Over the last decade, the research on autonomous vehicles (AVs) has made revolutionary progress, which brings us hope of safer, more convenient, and more efficient means of transportation. Most significantly, the advance of artificial intelligence (AI), especially machine learning, allows a self-driving car to learn and adapt to complex road situations with millions of accumulated driving hours, which are way higher than any experienced human driver can reach. However, autonomous vehicles on roads also introduce new challenges to traffic management, especially when we allow them to travel mixed with human driving vehicles.

New theories for better understanding of the new era of transportation and new technologies for smart roadside infrastructures and intelligent traffic control are crucial for development and deployment of autonomous vehicles. This presentation will discuss some of these challenges, especially the social aspects of autonomous driving, including interaction between autonomous vehicles and roadside infrastructures, mechanisms of traffic management, the price of anarchy in road networks and automated negotiation between vehicles.
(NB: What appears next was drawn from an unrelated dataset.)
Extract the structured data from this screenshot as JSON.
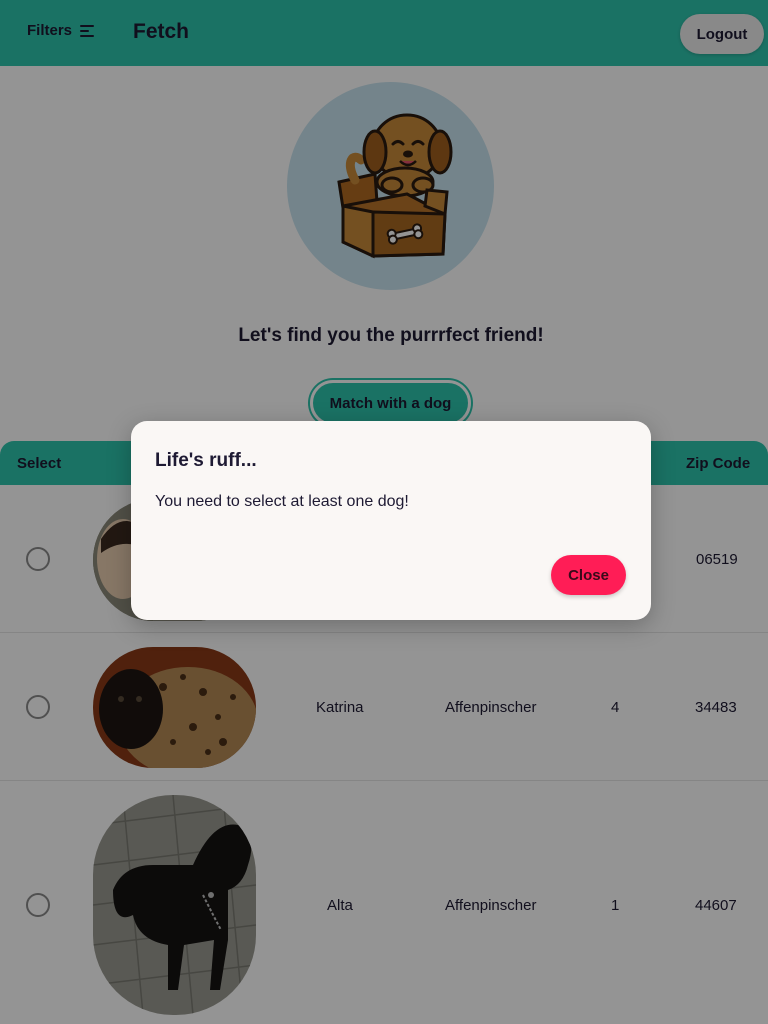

Dongmo Zhang is an Associate Professor in Computer Science and Associate Dean Graduate Studies in School of Computer, Data and Mathematical Sciences at Western Sydney University. He is a leading researcher in Artificial Intelligence, working in a wide range of areas, including multi-agent systems, strategic reasoning, automated negotiation, belief revision, reasoning about action, auctions, trading agent design etc. He has published around 150 papers in international journals and conferences, including the top AI Journals, such as AIJ, AAMAS & JAIR, and the top AI conferences, such as IJCAI, AAAI & AAMAS.  He has been an area chair, senior PC or PC for many top AI conferences, IJCAI, AAAI, ECAI, PRICAI, AJCAI, AAMAS, KR&R etc. He and his research team have also received several international awards, such champions of Trading Agent Competitions and best paper awards.